スージー・ワイルズ氏(写真:ロイター/アフロ)

 ワイルズ氏はインタビュー冒頭から、超大国アメリカの大統領の首席補佐官であるという重責への緊張感を隠さなかった。

「(首席補佐官を務めることに)少しも恐怖を感じなかったと言う人がいたら、人間ではありません」

 こう笑うワイルズ氏だが、「私たちはあまり時間がないと認識して仕事をスタートしました。今はまさにトランプ大統領の計画を達成するために大変な苦労をしています」と話し、トランプ2.0政権が早くも正念場を迎えていることをうかがわせる興味深いインタビューとなった。

 インタビュアーとなったのは、共和党全国委員会の共同議長を務め、トランプ大統領の次男であるエリック・トランプ氏の妻でもあるララ・トランプ氏だ。
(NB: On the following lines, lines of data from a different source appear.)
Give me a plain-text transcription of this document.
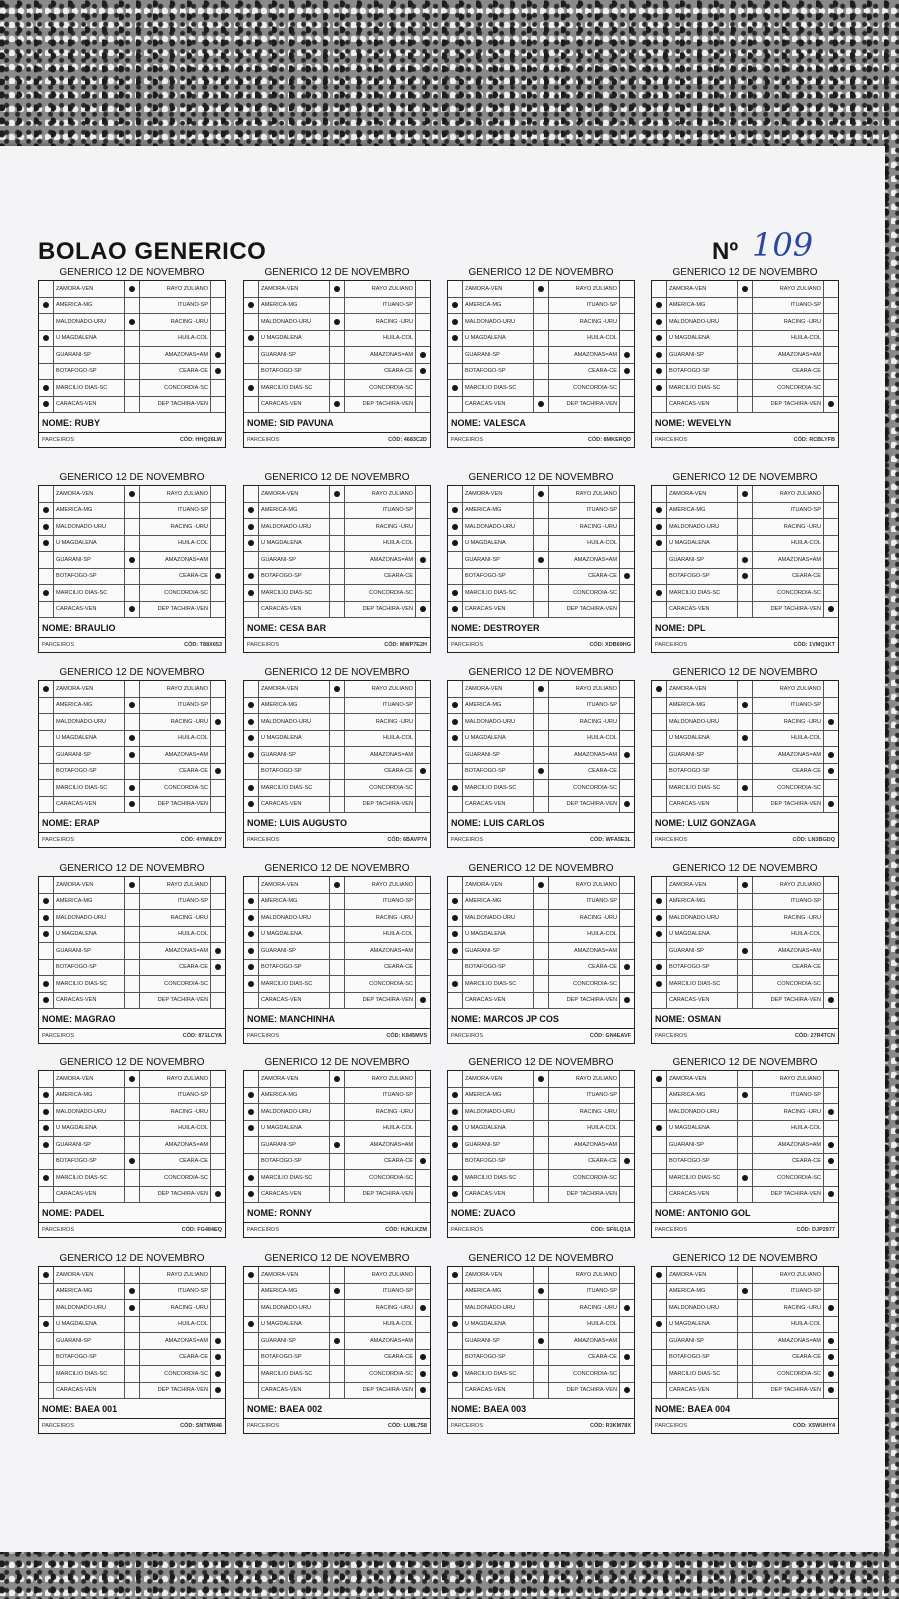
BOLAO GENERICO	Nº 109
GENERICO 12 DE NOVEMBRO
ZAMORA-VEN	RAYO ZULIANO
AMERICA-MG	ITUANO-SP
MALDONADO-URU	RACING -URU
U MAGDALENA	HUILA-COL
GUARANI-SP	AMAZONAS=AM
BOTAFOGO-SP	CEARA-CE
MARCILIO DIAS-SC	CONCORDIA-SC
CARACAS-VEN	DEP TACHIRA-VEN
NOME: RUBY
PARCEIROS	CÓD: HHQ26LW
GENERICO 12 DE NOVEMBRO
ZAMORA-VEN	RAYO ZULIANO
AMERICA-MG	ITUANO-SP
MALDONADO-URU	RACING -URU
U MAGDALENA	HUILA-COL
GUARANI-SP	AMAZONAS=AM
BOTAFOGO-SP	CEARA-CE
MARCILIO DIAS-SC	CONCORDIA-SC
CARACAS-VEN	DEP TACHIRA-VEN
NOME: SID PAVUNA
PARCEIROS	CÓD: 4683C2D
GENERICO 12 DE NOVEMBRO
ZAMORA-VEN	RAYO ZULIANO
AMERICA-MG	ITUANO-SP
MALDONADO-URU	RACING -URU
U MAGDALENA	HUILA-COL
GUARANI-SP	AMAZONAS=AM
BOTAFOGO-SP	CEARA-CE
MARCILIO DIAS-SC	CONCORDIA-SC
CARACAS-VEN	DEP TACHIRA-VEN
NOME: VALESCA
PARCEIROS	CÓD: 8MKERQD
GENERICO 12 DE NOVEMBRO
ZAMORA-VEN	RAYO ZULIANO
AMERICA-MG	ITUANO-SP
MALDONADO-URU	RACING -URU
U MAGDALENA	HUILA-COL
GUARANI-SP	AMAZONAS=AM
BOTAFOGO-SP	CEARA-CE
MARCILIO DIAS-SC	CONCORDIA-SC
CARACAS-VEN	DEP TACHIRA-VEN
NOME: WEVELYN
PARCEIROS	CÓD: RCBLYFB
GENERICO 12 DE NOVEMBRO
ZAMORA-VEN	RAYO ZULIANO
AMERICA-MG	ITUANO-SP
MALDONADO-URU	RACING -URU
U MAGDALENA	HUILA-COL
GUARANI-SP	AMAZONAS=AM
BOTAFOGO-SP	CEARA-CE
MARCILIO DIAS-SC	CONCORDIA-SC
CARACAS-VEN	DEP TACHIRA-VEN
NOME: BRAULIO
PARCEIROS	CÓD: T88X653
GENERICO 12 DE NOVEMBRO
ZAMORA-VEN	RAYO ZULIANO
AMERICA-MG	ITUANO-SP
MALDONADO-URU	RACING -URU
U MAGDALENA	HUILA-COL
GUARANI-SP	AMAZONAS=AM
BOTAFOGO-SP	CEARA-CE
MARCILIO DIAS-SC	CONCORDIA-SC
CARACAS-VEN	DEP TACHIRA-VEN
NOME: CESA BAR
PARCEIROS	CÓD: MWP7E2H
GENERICO 12 DE NOVEMBRO
ZAMORA-VEN	RAYO ZULIANO
AMERICA-MG	ITUANO-SP
MALDONADO-URU	RACING -URU
U MAGDALENA	HUILA-COL
GUARANI-SP	AMAZONAS=AM
BOTAFOGO-SP	CEARA-CE
MARCILIO DIAS-SC	CONCORDIA-SC
CARACAS-VEN	DEP TACHIRA-VEN
NOME: DESTROYER
PARCEIROS	CÓD: XDB69HG
GENERICO 12 DE NOVEMBRO
ZAMORA-VEN	RAYO ZULIANO
AMERICA-MG	ITUANO-SP
MALDONADO-URU	RACING -URU
U MAGDALENA	HUILA-COL
GUARANI-SP	AMAZONAS=AM
BOTAFOGO-SP	CEARA-CE
MARCILIO DIAS-SC	CONCORDIA-SC
CARACAS-VEN	DEP TACHIRA-VEN
NOME: DPL
PARCEIROS	CÓD: 1VMQ1KT
GENERICO 12 DE NOVEMBRO
ZAMORA-VEN	RAYO ZULIANO
AMERICA-MG	ITUANO-SP
MALDONADO-URU	RACING -URU
U MAGDALENA	HUILA-COL
GUARANI-SP	AMAZONAS=AM
BOTAFOGO-SP	CEARA-CE
MARCILIO DIAS-SC	CONCORDIA-SC
CARACAS-VEN	DEP TACHIRA-VEN
NOME: ERAP
PARCEIROS	CÓD: 4YNNLDY
GENERICO 12 DE NOVEMBRO
ZAMORA-VEN	RAYO ZULIANO
AMERICA-MG	ITUANO-SP
MALDONADO-URU	RACING -URU
U MAGDALENA	HUILA-COL
GUARANI-SP	AMAZONAS=AM
BOTAFOGO-SP	CEARA-CE
MARCILIO DIAS-SC	CONCORDIA-SC
CARACAS-VEN	DEP TACHIRA-VEN
NOME: LUIS AUGUSTO
PARCEIROS	CÓD: 6BAVP74
GENERICO 12 DE NOVEMBRO
ZAMORA-VEN	RAYO ZULIANO
AMERICA-MG	ITUANO-SP
MALDONADO-URU	RACING -URU
U MAGDALENA	HUILA-COL
GUARANI-SP	AMAZONAS=AM
BOTAFOGO-SP	CEARA-CE
MARCILIO DIAS-SC	CONCORDIA-SC
CARACAS-VEN	DEP TACHIRA-VEN
NOME: LUIS CARLOS
PARCEIROS	CÓD: WFA5E3L
GENERICO 12 DE NOVEMBRO
ZAMORA-VEN	RAYO ZULIANO
AMERICA-MG	ITUANO-SP
MALDONADO-URU	RACING -URU
U MAGDALENA	HUILA-COL
GUARANI-SP	AMAZONAS=AM
BOTAFOGO-SP	CEARA-CE
MARCILIO DIAS-SC	CONCORDIA-SC
CARACAS-VEN	DEP TACHIRA-VEN
NOME: LUIZ GONZAGA
PARCEIROS	CÓD: LN3BGDQ
GENERICO 12 DE NOVEMBRO
ZAMORA-VEN	RAYO ZULIANO
AMERICA-MG	ITUANO-SP
MALDONADO-URU	RACING -URU
U MAGDALENA	HUILA-COL
GUARANI-SP	AMAZONAS=AM
BOTAFOGO-SP	CEARA-CE
MARCILIO DIAS-SC	CONCORDIA-SC
CARACAS-VEN	DEP TACHIRA-VEN
NOME: MAGRAO
PARCEIROS	CÓD: 871LCYA
GENERICO 12 DE NOVEMBRO
ZAMORA-VEN	RAYO ZULIANO
AMERICA-MG	ITUANO-SP
MALDONADO-URU	RACING -URU
U MAGDALENA	HUILA-COL
GUARANI-SP	AMAZONAS=AM
BOTAFOGO-SP	CEARA-CE
MARCILIO DIAS-SC	CONCORDIA-SC
CARACAS-VEN	DEP TACHIRA-VEN
NOME: MANCHINHA
PARCEIROS	CÓD: K845MVS
GENERICO 12 DE NOVEMBRO
ZAMORA-VEN	RAYO ZULIANO
AMERICA-MG	ITUANO-SP
MALDONADO-URU	RACING -URU
U MAGDALENA	HUILA-COL
GUARANI-SP	AMAZONAS=AM
BOTAFOGO-SP	CEARA-CE
MARCILIO DIAS-SC	CONCORDIA-SC
CARACAS-VEN	DEP TACHIRA-VEN
NOME: MARCOS JP COS
PARCEIROS	CÓD: GN4EAVF
GENERICO 12 DE NOVEMBRO
ZAMORA-VEN	RAYO ZULIANO
AMERICA-MG	ITUANO-SP
MALDONADO-URU	RACING -URU
U MAGDALENA	HUILA-COL
GUARANI-SP	AMAZONAS=AM
BOTAFOGO-SP	CEARA-CE
MARCILIO DIAS-SC	CONCORDIA-SC
CARACAS-VEN	DEP TACHIRA-VEN
NOME: OSMAN
PARCEIROS	CÓD: 27R4TCN
GENERICO 12 DE NOVEMBRO
ZAMORA-VEN	RAYO ZULIANO
AMERICA-MG	ITUANO-SP
MALDONADO-URU	RACING -URU
U MAGDALENA	HUILA-COL
GUARANI-SP	AMAZONAS=AM
BOTAFOGO-SP	CEARA-CE
MARCILIO DIAS-SC	CONCORDIA-SC
CARACAS-VEN	DEP TACHIRA-VEN
NOME: PADEL
PARCEIROS	CÓD: FG484EQ
GENERICO 12 DE NOVEMBRO
ZAMORA-VEN	RAYO ZULIANO
AMERICA-MG	ITUANO-SP
MALDONADO-URU	RACING -URU
U MAGDALENA	HUILA-COL
GUARANI-SP	AMAZONAS=AM
BOTAFOGO-SP	CEARA-CE
MARCILIO DIAS-SC	CONCORDIA-SC
CARACAS-VEN	DEP TACHIRA-VEN
NOME: RONNY
PARCEIROS	CÓD: HJKLKZM
GENERICO 12 DE NOVEMBRO
ZAMORA-VEN	RAYO ZULIANO
AMERICA-MG	ITUANO-SP
MALDONADO-URU	RACING -URU
U MAGDALENA	HUILA-COL
GUARANI-SP	AMAZONAS=AM
BOTAFOGO-SP	CEARA-CE
MARCILIO DIAS-SC	CONCORDIA-SC
CARACAS-VEN	DEP TACHIRA-VEN
NOME: ZUACO
PARCEIROS	CÓD: SF6LQ1A
GENERICO 12 DE NOVEMBRO
ZAMORA-VEN	RAYO ZULIANO
AMERICA-MG	ITUANO-SP
MALDONADO-URU	RACING -URU
U MAGDALENA	HUILA-COL
GUARANI-SP	AMAZONAS=AM
BOTAFOGO-SP	CEARA-CE
MARCILIO DIAS-SC	CONCORDIA-SC
CARACAS-VEN	DEP TACHIRA-VEN
NOME: ANTONIO GOL
PARCEIROS	CÓD: DJP2977
GENERICO 12 DE NOVEMBRO
ZAMORA-VEN	RAYO ZULIANO
AMERICA-MG	ITUANO-SP
MALDONADO-URU	RACING -URU
U MAGDALENA	HUILA-COL
GUARANI-SP	AMAZONAS=AM
BOTAFOGO-SP	CEARA-CE
MARCILIO DIAS-SC	CONCORDIA-SC
CARACAS-VEN	DEP TACHIRA-VEN
NOME: BAEA 001
PARCEIROS	CÓD: SNTWR46
GENERICO 12 DE NOVEMBRO
ZAMORA-VEN	RAYO ZULIANO
AMERICA-MG	ITUANO-SP
MALDONADO-URU	RACING -URU
U MAGDALENA	HUILA-COL
GUARANI-SP	AMAZONAS=AM
BOTAFOGO-SP	CEARA-CE
MARCILIO DIAS-SC	CONCORDIA-SC
CARACAS-VEN	DEP TACHIRA-VEN
NOME: BAEA 002
PARCEIROS	CÓD: LU8L7S8
GENERICO 12 DE NOVEMBRO
ZAMORA-VEN	RAYO ZULIANO
AMERICA-MG	ITUANO-SP
MALDONADO-URU	RACING -URU
U MAGDALENA	HUILA-COL
GUARANI-SP	AMAZONAS=AM
BOTAFOGO-SP	CEARA-CE
MARCILIO DIAS-SC	CONCORDIA-SC
CARACAS-VEN	DEP TACHIRA-VEN
NOME: BAEA 003
PARCEIROS	CÓD: R3KM78X
GENERICO 12 DE NOVEMBRO
ZAMORA-VEN	RAYO ZULIANO
AMERICA-MG	ITUANO-SP
MALDONADO-URU	RACING -URU
U MAGDALENA	HUILA-COL
GUARANI-SP	AMAZONAS=AM
BOTAFOGO-SP	CEARA-CE
MARCILIO DIAS-SC	CONCORDIA-SC
CARACAS-VEN	DEP TACHIRA-VEN
NOME: BAEA 004
PARCEIROS	CÓD: X5WUHY4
彼女はさる2月からFOXニュースで新番組のキャスターを務めている。

ララ・トランプ氏(写真:AP/アフロ)

 ララ・トランプ氏が「初めてのインタビューに感謝する」と述べると、ワイルズ氏は「最初で、おそらく唯一の私へのインタビューになると思うわ」と応じた。もちろんこれは自分がトランプ政権を辞める未来を見据えての発言ではない。ワイルズ氏は、常にトランプ氏の影に立ち、単独インタビューには一切応じないことで知られている。

 トランプ氏が大統領に返り咲いた時も、「何か一言挨拶してくれ」と促されても笑顔を見せてトランプ氏と握手しただけで、挨拶は固辞した。トランプ氏との距離の近さを記者たちに見せびらかしたがる人間が多いトランプワールドでは稀有な存在と言える。

 筆者がワイルズ氏の単独インタビューを見たのは、9年前の2016年のABC放送の単独インタビュー以来で、彼女がトランプ政権の操縦法を自らテレビカメラの前で明かすのは異例中の異例と言える。それを政権70日余りの段階で見るとは正直思ってもいなかった。